EQT Gears Up For Huron Play Acres' Divestment To Reduce Debt

 | Jun 29, 2018 02:58AM ET

EQT Corporation (NYSE:EQT) recently agreed to divest around 2.5 million non-core Huron Play acres for $575 million, to Diversified Gas and Oil Plc. The net acres are located in Southern Appalachia. The transaction is expected to conclude in July 2018.

Divestment Package

The all-cash deal enabled the company to sell net acreages in Kentucky, Virginia, and southern West Virginia. In the last reported quarter, net production from around 12,000 wells in the area came in about 200 million cubic feet of gas equivalent per day. Per the company, the assets consist of net proved developed reserves of 1.6 trillion cubic feet of gas equivalent. Around 250 employees, currently working at the site, will be transferred to Diversified Gas and Oil.

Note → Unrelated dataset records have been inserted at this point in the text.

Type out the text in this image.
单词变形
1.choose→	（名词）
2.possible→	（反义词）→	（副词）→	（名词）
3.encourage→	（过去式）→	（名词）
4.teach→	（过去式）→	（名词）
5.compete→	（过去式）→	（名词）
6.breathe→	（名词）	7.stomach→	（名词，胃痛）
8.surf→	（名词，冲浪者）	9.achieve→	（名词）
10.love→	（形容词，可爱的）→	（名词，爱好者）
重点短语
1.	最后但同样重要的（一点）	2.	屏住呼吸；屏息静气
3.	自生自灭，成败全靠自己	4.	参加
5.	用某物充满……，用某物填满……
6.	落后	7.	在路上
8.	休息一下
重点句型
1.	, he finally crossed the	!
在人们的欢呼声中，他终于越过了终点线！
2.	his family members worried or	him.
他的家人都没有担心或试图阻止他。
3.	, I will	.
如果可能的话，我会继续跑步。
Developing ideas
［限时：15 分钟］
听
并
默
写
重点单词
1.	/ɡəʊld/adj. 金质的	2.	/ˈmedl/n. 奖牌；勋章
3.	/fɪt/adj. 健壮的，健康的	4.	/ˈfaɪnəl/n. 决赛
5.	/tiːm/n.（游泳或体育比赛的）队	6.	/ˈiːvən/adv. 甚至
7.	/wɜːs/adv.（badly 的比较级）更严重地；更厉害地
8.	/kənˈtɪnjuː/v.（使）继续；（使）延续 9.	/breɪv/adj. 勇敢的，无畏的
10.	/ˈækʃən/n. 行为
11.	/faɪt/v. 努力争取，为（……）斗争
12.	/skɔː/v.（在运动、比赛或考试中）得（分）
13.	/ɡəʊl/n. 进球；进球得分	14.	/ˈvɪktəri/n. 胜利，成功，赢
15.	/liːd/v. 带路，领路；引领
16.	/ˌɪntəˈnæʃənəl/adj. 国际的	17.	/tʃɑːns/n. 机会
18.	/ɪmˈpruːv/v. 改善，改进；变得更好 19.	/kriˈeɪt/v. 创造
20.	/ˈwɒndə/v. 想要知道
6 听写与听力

The financial and operational guidance for 2018 will be revised as a result of the divestment, which the company plans to disclose in the April-June earnings report that is slated to be announced on Jul 26.

Divestment Rationale

Liability Reliever: The transaction enables the company to get rid of the liabilities related to the properties, which includes around $200 million plugging costs. Moreover, per the deal, the properties’ deep drilling rights will stay with EQT Corporation.

Debt Reduction: The deal is expected to help the company reduce debt burden, which surged in the last two reported quarters primarily due to the $6.7-billion Rice Energy acquisition . At the end of the first quarter of 2018, EQT Corporation had a long-term debt of $7,457 million.